O criacionista (judeu, cristão,
muçulmano e espírita) encontra uma dificuldade insuperável para compreender o
contraponto evolucionista, que desconstrói toda ficção religiosa, todo mito.
Ele pertence, segundo Christopher Hitchens, à “infância de nossa espécie”,
porque teima no que acredita. O máximo que consegue articular discursivamente
sobre a evolução da vida pela seleção natural se resume a algumas anedotas que
ridicularizam Darwin e sua descoberta (r)evolucionária.
À maneira de uma criança, ele responde
afirmativamente ao questionamento proposto
por Richard Dawkins em O relojoeiro cego:
“O olho humano poderia ter surgido diretamente de olho nenhum, em um único
passo?”. O sim denuncia sua incapacidade de entender o não como resposta. Na
sequência, tampouco se interessa pela outra questão, cuja resposta é sim: “O
olho humano poderia ter surgido diretamente de algo ligeiramente diferente de
si mesmo?”.
Tempo houve suficiente para que o olho
humano evoluísse, gradual e continuamente, de um olho rudimentar – que não é o
ponto inicial da trajetória evolutiva. Antes dele, preexistia uma forma de vida
sem olho algum. Em certas espécies atuais, esse órgão dos sentidos continua
pouco desenvolvido, cumprindo a única função, por exemplo, de identificar a
direção da luz. Mas essa limitação é incomparavelmente melhor que a escuridão
completa. Uma variação genética que permitisse ao indivíduo identificar a luz
com um pouco mais de nitidez, certamente o dotaria de melhores condições de
sobreviver e de passar adiante seu gene.
Eis, na essência, a evolução pela
seleção natural.
O olho humano é citado, com frequência,
pelo adepto do design inteligente, como
exemplo de complexidade incapaz de ter sido gerado pela seleção natural. Aliás,
o homem como um todo, feito a imagem e semelhança do próprio criador concorre
para o fundamento de sua religião.
Segundo
a História Natural, o homem encontra-se classificado como pertencente ao reino animalia, filo chordata, subfilo vertebrata,
classe mammalia, ordem primata, subordem antropoidea, superfamília hominoidea,
família hominidea, gênero homo, espécie homo sapiens. A águia, por exemplo, pertence ao mesmo reino, filo e
subfilo do homem, distinguindo-se a partir da classe. A águia é uma ave, e o
homem, um mamífero. As duas espécies evoluíram de ordens distintas, de famílias
distintas, de gêneros distintos, de espécies ancestrais distintas, as quais
apresentavam um olho com X-1 de capacidade. Nem por isso, o olho deixava de
cumprir suas funções.
Malgrado o caminho diferente na evolução
anterior ao surgimento das duas espécies em pauta, criacionista e evolucionista
são unânimes em julgar que o olho do homem e o olho da águia são “perfeitos”. A
concordância entre os dois, todavia, não ultrapassa esse juízo.

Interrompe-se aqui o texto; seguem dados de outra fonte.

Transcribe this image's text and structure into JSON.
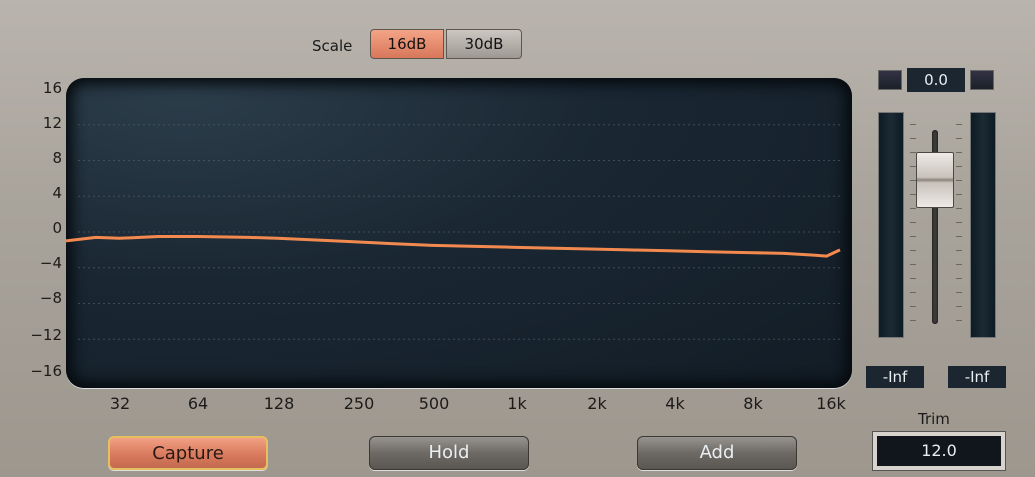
{
  "scale": {
    "label": "Scale",
    "options": [
      "16dB",
      "30dB"
    ],
    "selected": "16dB",
    "active_color": "#e88b6d"
  },
  "graph": {
    "y_ticks": [
      "16",
      "12",
      "8",
      "4",
      "0",
      "−4",
      "−8",
      "−12",
      "−16"
    ],
    "x_ticks": [
      "32",
      "64",
      "128",
      "250",
      "500",
      "1k",
      "2k",
      "4k",
      "8k",
      "16k"
    ],
    "curve_color": "#f28a4f",
    "background_color": "#1b2733"
  },
  "chart_data": {
    "type": "line",
    "xscale": "log",
    "ylim": [
      -16,
      16
    ],
    "xlim": [
      20,
      20000
    ],
    "grid": true,
    "series": [
      {
        "x": [
          20,
          26,
          32,
          45,
          64,
          100,
          128,
          180,
          250,
          350,
          500,
          700,
          1000,
          1400,
          2000,
          2800,
          4000,
          5600,
          8000,
          11000,
          14500,
          16000,
          18000
        ],
        "values": [
          -1.0,
          -0.6,
          -0.7,
          -0.5,
          -0.5,
          -0.6,
          -0.7,
          -0.9,
          -1.1,
          -1.3,
          -1.5,
          -1.6,
          -1.7,
          -1.8,
          -1.9,
          -2.0,
          -2.1,
          -2.2,
          -2.3,
          -2.4,
          -2.6,
          -2.7,
          -2.0
        ]
      }
    ]
  },
  "meter": {
    "peak_readout": "0.0",
    "left_readout": "-Inf",
    "right_readout": "-Inf"
  },
  "trim": {
    "label": "Trim",
    "value": "12.0"
  },
  "buttons": {
    "capture": "Capture",
    "hold": "Hold",
    "add": "Add"
  }
}
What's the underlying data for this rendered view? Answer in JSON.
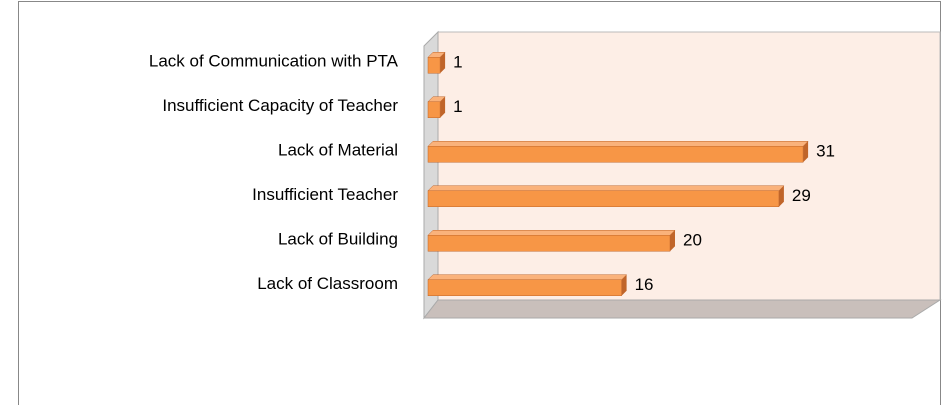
{
  "chart_data": {
    "type": "bar3d_horizontal",
    "categories": [
      "Lack of Communication with PTA",
      "Insufficient Capacity of Teacher",
      "Lack of Material",
      "Insufficient Teacher",
      "Lack of Building",
      "Lack of Classroom"
    ],
    "values": [
      1,
      1,
      31,
      29,
      20,
      16
    ],
    "color": "#f79646",
    "xlim": [
      0,
      40
    ]
  }
}
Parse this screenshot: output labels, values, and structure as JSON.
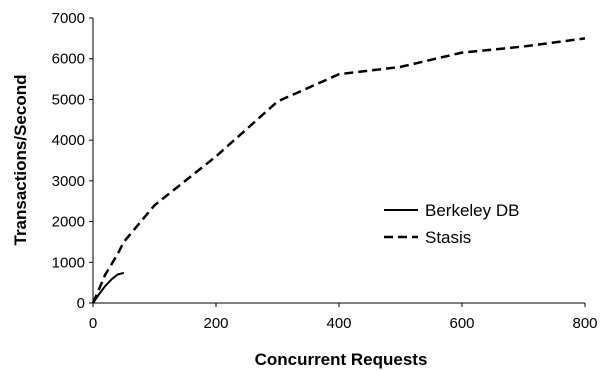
{
  "chart_data": {
    "type": "line",
    "xlabel": "Concurrent Requests",
    "ylabel": "Transactions/Second",
    "xlim": [
      0,
      800
    ],
    "ylim": [
      0,
      7000
    ],
    "xticks": [
      0,
      200,
      400,
      600,
      800
    ],
    "yticks": [
      0,
      1000,
      2000,
      3000,
      4000,
      5000,
      6000,
      7000
    ],
    "grid": false,
    "legend_position": "right",
    "series": [
      {
        "name": "Berkeley DB",
        "style": "solid",
        "color": "#000000",
        "x": [
          0,
          10,
          20,
          30,
          40,
          50
        ],
        "y": [
          0,
          220,
          420,
          580,
          700,
          740
        ]
      },
      {
        "name": "Stasis",
        "style": "dashed",
        "color": "#000000",
        "x": [
          0,
          10,
          20,
          30,
          40,
          50,
          100,
          200,
          300,
          400,
          500,
          600,
          700,
          800
        ],
        "y": [
          0,
          350,
          700,
          950,
          1200,
          1500,
          2400,
          3600,
          4950,
          5620,
          5800,
          6150,
          6300,
          6500
        ]
      }
    ]
  }
}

A “perfeição” do olho (no homem e na
águia), para o criacionista, constitui o resultado (e a prova) de um ato único
de Deus – o designer inteligente.
Assim encontra-se narrado nas Escrituras Sagradas, assim ele acredita
inabalavelmente. Para o evolucionista, o olho evoluiu de um modelo um pouco
menos desenvolvido, que, por sua vez, evoluíra de um modelo anterior um pouco
menos desenvolvido. O recuo no tempo chega ao olho rudimentar (e deste, a olho
nenhum).
As aspas colocadas nos termos “perfeição”
e “perfeitos”, nos parágrafos acima, têm o propósito de dizer uma coisa ainda
mais surpreendente: a evolução do olho em qualquer espécie viva não chegou ao
fim. A natureza continua a fazer a seleção dos indivíduos que veem melhor.
Exceto com a interferência humana, dando oportunidade aos menos aptos e
conduzindo espécies inteiras à extinção.